Before I can even say hello, she's crying into the phone, "BRODY JUST ATE MY DEODORANT!"

"Was it organic?" my eyes are still shut.

"Do I really need to re-live this humiliation? My son has ingested Arrid Extra Dry Shower Fresh deodorant and is asking for more!"

I couldn't help but ask the obvious, "Is he sweating?"

"I just spent two hours on the phone with poison control because I've POISONED my son! I am the worst, WORST mom."

And just like that, my best friend had officially become a terrible, horrible, no good, very bad mom. This, of course, was a title that I had recently claimed after my daughter somersaulted off the kitchen counter weeks before; a day I will never, ever forgive myself for.

In both instances, however, it was the moms who struggled most with the trauma. Minutes later, Brody was back at work in the medicine cabinet, while my daughter searched for an indoor set of monkey bars. But for us, our children were put in harm's way and we were the only ones to blame.

The tears were endless. Ours, that is. The guilt ensued for days. We had no choice but to wear the scarlet letter of motherhood and ban ourselves from watching the Kardashians for weeks. Fast forward to five years from now when our kids skip the number 8 when asked to count to 10, we would know exactly why. Antiperspirant and a front handspring.

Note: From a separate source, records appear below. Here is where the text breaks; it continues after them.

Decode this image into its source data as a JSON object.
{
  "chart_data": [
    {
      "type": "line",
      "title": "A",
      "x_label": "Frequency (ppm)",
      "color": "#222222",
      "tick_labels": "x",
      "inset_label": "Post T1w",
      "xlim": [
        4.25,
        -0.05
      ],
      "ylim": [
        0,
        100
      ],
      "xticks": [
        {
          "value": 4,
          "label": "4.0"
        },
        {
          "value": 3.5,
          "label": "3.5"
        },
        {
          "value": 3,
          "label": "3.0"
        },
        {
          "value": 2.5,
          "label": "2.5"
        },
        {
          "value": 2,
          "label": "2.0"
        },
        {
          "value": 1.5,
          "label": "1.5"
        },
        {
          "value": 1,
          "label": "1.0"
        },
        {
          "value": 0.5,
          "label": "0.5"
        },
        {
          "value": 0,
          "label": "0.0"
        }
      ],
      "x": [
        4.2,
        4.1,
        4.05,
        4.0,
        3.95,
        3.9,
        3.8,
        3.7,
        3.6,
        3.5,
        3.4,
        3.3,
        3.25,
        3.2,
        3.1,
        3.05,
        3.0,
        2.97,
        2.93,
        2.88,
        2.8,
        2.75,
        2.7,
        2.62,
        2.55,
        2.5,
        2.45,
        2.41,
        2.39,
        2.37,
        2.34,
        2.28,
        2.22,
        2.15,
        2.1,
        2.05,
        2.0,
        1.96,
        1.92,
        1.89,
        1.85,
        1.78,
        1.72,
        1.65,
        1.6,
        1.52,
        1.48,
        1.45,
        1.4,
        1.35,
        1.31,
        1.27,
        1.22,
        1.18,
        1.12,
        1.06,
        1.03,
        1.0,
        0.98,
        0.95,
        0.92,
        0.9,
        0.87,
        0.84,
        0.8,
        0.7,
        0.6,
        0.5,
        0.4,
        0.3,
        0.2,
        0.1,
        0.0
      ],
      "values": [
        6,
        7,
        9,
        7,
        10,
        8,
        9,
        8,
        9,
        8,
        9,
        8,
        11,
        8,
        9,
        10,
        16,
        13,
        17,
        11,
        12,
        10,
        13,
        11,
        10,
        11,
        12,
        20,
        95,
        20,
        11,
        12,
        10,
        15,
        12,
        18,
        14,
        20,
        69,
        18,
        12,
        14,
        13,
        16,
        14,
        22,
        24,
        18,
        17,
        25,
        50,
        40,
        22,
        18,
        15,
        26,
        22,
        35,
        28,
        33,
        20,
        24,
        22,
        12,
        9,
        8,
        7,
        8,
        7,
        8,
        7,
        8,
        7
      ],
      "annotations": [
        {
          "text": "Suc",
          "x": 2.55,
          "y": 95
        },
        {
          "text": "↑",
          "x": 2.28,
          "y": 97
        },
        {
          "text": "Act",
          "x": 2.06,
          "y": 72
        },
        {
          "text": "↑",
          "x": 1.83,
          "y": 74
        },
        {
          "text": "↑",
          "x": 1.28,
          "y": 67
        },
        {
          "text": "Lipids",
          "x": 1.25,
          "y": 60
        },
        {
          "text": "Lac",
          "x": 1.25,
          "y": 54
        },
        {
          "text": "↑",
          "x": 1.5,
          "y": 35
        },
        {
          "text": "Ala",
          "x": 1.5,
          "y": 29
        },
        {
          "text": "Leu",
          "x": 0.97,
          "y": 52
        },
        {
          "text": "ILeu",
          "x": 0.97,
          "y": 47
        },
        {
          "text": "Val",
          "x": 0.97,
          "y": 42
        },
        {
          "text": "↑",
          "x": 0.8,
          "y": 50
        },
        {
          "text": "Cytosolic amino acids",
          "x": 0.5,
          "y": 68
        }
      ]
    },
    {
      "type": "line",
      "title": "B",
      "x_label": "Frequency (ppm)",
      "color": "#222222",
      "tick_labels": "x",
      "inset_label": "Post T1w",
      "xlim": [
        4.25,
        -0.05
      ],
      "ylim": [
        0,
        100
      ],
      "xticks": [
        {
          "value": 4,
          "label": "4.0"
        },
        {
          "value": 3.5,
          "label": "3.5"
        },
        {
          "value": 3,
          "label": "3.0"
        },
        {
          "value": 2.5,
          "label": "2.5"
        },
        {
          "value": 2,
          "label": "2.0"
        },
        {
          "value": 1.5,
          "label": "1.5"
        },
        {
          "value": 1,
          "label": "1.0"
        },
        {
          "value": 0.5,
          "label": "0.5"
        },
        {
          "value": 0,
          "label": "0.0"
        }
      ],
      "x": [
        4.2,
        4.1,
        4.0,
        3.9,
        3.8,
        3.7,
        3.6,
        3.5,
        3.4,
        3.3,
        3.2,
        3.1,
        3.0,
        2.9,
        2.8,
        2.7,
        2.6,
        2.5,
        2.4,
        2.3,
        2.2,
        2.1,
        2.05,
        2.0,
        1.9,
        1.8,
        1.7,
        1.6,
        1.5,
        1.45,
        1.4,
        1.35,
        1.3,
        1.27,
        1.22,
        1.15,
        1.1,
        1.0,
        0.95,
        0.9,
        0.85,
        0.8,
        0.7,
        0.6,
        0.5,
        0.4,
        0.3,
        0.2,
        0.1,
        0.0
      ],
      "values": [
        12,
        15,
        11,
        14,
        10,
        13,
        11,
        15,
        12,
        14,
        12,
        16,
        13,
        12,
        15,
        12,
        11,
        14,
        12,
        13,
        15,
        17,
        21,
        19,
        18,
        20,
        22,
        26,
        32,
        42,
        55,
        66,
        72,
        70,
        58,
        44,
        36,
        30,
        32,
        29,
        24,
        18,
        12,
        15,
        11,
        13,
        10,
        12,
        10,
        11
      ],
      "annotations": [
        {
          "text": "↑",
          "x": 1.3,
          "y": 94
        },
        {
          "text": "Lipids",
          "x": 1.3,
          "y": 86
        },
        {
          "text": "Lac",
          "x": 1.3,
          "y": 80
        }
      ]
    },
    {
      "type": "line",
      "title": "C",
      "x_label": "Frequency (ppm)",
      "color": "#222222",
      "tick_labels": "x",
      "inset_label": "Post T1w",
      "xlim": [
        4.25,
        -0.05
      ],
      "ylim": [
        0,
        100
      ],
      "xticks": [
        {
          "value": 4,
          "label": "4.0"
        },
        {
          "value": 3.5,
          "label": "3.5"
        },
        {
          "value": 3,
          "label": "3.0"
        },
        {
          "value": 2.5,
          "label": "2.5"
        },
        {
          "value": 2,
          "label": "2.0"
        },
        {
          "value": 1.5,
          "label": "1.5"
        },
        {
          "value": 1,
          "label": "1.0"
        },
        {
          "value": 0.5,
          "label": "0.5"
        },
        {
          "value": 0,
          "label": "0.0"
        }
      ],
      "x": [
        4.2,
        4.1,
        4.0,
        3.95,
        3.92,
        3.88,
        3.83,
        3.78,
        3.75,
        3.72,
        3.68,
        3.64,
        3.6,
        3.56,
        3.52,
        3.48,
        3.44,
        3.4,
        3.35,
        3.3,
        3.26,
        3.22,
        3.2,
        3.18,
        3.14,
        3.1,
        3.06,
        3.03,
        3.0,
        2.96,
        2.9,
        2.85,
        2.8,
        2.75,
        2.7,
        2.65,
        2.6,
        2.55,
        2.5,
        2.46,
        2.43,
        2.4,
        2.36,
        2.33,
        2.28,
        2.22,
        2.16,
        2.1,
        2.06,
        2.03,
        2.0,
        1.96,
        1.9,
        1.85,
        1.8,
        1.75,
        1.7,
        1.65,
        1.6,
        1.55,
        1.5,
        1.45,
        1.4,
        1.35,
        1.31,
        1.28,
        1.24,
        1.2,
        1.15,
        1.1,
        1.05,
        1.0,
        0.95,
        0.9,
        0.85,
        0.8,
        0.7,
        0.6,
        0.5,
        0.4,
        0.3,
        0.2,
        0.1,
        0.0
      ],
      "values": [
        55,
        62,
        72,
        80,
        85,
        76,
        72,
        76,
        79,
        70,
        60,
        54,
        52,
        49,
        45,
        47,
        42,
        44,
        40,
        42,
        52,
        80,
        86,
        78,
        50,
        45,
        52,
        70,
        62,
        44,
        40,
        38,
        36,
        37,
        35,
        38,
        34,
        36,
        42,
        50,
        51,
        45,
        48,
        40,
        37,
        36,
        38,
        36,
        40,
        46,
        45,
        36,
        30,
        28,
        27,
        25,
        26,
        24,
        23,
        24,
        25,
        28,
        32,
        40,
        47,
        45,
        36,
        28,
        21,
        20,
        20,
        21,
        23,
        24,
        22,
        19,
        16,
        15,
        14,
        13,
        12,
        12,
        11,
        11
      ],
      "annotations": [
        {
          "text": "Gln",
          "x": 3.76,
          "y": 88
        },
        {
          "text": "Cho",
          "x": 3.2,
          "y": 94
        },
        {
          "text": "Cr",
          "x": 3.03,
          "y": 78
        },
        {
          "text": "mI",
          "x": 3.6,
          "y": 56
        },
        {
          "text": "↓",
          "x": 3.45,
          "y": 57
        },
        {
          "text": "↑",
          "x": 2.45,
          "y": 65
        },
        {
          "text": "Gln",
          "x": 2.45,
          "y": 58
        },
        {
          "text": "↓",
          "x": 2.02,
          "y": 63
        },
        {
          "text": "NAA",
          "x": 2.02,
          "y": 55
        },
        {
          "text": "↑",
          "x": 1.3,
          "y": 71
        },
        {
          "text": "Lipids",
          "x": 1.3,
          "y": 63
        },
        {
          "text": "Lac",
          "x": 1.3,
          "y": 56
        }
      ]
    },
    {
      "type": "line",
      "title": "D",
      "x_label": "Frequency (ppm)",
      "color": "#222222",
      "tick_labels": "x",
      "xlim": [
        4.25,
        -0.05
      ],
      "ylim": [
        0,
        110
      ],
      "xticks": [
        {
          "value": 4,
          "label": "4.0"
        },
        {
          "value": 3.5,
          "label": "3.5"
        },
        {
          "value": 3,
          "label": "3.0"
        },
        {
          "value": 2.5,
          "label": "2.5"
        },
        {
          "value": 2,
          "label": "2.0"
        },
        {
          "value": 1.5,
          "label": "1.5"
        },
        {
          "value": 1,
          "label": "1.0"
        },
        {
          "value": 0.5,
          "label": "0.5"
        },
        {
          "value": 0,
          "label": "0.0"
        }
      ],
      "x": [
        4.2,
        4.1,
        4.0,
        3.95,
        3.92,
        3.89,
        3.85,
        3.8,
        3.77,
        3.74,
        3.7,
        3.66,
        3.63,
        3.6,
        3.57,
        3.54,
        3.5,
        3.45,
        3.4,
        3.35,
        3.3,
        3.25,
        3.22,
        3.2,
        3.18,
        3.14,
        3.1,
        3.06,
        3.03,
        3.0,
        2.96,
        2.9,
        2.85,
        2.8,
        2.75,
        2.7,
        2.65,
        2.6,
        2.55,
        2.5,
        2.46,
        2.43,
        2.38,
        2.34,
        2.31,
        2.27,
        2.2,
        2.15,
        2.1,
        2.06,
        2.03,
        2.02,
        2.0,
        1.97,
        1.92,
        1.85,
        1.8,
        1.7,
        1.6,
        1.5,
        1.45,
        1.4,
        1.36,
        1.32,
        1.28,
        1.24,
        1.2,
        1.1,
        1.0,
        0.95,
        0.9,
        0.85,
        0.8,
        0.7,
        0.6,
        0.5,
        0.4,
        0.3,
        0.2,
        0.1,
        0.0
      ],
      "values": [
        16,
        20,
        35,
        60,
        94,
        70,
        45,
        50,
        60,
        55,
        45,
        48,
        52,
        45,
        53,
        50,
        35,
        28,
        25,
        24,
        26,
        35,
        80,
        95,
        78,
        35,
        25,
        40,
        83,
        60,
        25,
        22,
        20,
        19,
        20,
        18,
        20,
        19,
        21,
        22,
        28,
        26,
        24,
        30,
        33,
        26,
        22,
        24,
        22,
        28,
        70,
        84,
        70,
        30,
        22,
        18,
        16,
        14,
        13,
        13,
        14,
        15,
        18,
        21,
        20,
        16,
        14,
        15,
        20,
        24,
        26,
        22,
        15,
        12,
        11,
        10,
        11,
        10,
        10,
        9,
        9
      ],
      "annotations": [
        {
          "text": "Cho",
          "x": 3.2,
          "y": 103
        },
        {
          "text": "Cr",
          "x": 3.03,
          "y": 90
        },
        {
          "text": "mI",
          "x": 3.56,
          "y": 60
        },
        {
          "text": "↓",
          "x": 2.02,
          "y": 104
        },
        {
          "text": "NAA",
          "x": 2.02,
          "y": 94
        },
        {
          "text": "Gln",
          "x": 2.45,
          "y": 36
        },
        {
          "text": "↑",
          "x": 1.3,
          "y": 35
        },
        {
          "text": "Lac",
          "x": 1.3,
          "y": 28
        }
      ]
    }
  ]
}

Minutes after I became the worst, WORST mom, I called my own parents in hysterics. Frustrated by their non-reactive reactions, they went on to tell me stories about the time I fell off the bed, tumbled out of the stroller, slipped on the slide, etc. It was as though my parental crime was hardly impressive and more of a misdemeanor. I quickly hung up the phone and called my brother in search of compassion. He, however, couldn't talk because his son had just rolled off the changing table.

I felt a feeling of desperation, like I immediately needed to connect with someone who also felt this indescribable feeling of shame. I began to look around at mothers of toddlers, of teenagers, of grown adults. God only knows how many bumps and bruises they'd witnessed. Was this my final initiation into the world of parenting? I could have sworn I was inducted after I let her cry it out.

In the weeks to follow, Brody went on to explore his passion for personal hygiene products and applied for a job at Unilever. As for my daughter, she will be competing as an acrobat in the 2014 Winter Olympics. And their moms? Well, the shame eventually wore off, the guilt dissipated, and the scarlet letter washed out. A few glasses of wine and a touch of Arrid Extra Dry did the trick.